Differences of moment functionals

Question

For which linear functionals $L:\mathbb{R}[x_1,\ldots,x_n]\to\mathbb{R}$ can we find Radon measures $\mu_1$ and $\mu_2$ such that $L(f)=\int f d\mu_1-\int f d\mu_2$ (both subtrahend and minuend should be finite) for all $f\in\mathbb{R}[x_1,\ldots,x_n]$? I suspect that this is true for all such $L$ but I cannot prove it.
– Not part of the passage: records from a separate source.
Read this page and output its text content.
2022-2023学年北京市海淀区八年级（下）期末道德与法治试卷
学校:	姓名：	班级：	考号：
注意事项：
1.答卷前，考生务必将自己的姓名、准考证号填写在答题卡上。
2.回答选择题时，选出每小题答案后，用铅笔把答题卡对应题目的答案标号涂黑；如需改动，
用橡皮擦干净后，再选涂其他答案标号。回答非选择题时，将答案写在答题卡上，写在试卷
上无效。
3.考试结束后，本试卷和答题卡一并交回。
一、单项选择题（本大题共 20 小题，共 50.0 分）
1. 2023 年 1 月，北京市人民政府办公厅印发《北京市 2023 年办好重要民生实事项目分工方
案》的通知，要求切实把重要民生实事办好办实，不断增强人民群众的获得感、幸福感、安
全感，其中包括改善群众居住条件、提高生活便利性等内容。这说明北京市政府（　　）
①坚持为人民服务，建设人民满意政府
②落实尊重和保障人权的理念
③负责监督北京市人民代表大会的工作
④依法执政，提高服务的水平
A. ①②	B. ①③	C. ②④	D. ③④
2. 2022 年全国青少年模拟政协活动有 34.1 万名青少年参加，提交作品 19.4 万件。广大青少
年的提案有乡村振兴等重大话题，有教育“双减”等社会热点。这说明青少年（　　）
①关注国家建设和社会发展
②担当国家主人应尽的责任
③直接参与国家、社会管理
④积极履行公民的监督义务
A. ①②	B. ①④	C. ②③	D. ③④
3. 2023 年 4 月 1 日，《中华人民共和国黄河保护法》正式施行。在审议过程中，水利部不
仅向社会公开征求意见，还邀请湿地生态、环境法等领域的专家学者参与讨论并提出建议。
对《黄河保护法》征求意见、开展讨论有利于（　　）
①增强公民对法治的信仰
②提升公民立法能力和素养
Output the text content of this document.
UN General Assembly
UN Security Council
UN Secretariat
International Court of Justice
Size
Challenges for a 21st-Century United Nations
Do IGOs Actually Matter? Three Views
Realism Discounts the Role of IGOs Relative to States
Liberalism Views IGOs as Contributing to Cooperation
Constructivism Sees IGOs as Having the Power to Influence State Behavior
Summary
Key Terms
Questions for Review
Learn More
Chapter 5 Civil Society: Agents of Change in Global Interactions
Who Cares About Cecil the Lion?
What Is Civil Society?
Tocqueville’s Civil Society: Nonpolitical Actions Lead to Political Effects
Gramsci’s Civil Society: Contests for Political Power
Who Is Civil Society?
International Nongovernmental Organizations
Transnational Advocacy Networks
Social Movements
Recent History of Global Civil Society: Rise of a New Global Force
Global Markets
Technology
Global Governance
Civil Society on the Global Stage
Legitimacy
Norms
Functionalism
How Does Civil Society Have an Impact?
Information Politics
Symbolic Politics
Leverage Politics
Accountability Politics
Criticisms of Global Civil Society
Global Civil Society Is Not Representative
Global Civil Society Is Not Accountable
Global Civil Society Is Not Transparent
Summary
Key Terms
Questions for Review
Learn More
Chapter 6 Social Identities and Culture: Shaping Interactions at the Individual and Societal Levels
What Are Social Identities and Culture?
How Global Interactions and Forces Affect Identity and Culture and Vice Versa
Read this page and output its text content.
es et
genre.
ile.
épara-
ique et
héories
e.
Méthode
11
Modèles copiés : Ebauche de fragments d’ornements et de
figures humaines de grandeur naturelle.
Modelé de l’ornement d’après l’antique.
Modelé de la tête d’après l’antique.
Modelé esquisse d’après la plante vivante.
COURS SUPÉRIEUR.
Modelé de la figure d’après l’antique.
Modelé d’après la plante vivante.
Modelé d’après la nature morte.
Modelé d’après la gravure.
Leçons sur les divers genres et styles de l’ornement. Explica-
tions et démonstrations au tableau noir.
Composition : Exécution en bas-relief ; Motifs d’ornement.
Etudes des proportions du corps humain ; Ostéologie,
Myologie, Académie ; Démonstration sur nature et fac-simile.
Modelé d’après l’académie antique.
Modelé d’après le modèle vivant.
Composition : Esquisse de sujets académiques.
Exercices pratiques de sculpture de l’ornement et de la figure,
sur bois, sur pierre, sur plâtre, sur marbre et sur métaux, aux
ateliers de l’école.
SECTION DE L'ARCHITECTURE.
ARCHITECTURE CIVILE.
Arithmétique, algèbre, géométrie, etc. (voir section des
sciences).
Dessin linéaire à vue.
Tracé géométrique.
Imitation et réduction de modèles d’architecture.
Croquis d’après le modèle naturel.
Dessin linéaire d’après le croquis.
I am, however, able to prove it, when we restrict ourselves to a finite dimensional linear subspace of $\mathbb{R}[x_1,\ldots,x_n]$.

Answer 1

We will give a short proof for the case of $n=1$ i.e a measure supported on $\mathbb{R}$, based on Borel theorem :

{[Borel] Let $(a_n)_n$ be a sequence of complex numbers, there exists a $\mathcal{C}^\infty$ function $f$ defined on a neighborhood of $0$, such that : $$ f^{(n)}(0)=a_n. $$ }

If we assume that $\gamma_n=\int_{\mathbb{R}} t^n f(t)dt$ for some function $f\in L^1(\mathbb{R})$, then the Fourier transform $\mathcal{F}$ defined by $\mathcal{F}(f)(u)=\int_{\mathbb{R}} e^{-iux}f(x)dx$ satisfy : \begin{equation} \mathcal{F}(f)^{(n)}(0)=(-i)^n\int_{\mathbb{R}} x^nf(x)dx=(-i)^n \gamma_n. \end{equation} By Borel theorem, we have a $\mathcal{C}^\infty$ function $h$ such that $h^{(n)}(0)=(-i)^n\gamma_n$, multiplying $h$ by a test function $\varphi$ on $\mathcal{D}$ (Bump function ) such that $\varphi(x)=1$ on a neighborhood of $0$, we get a function $f:=\varphi.h\in \mathcal{D}\subset \mathcal{S}$, where $\mathcal{S}$ is the Schwartz space verifying

$$f^{(n)}(0)=(-i)^n \gamma_n$$

Since Fourier Transform is a linear isomorphism, $\mathcal{F}^{-1}(f)\in \mathcal{S}$ is a solution.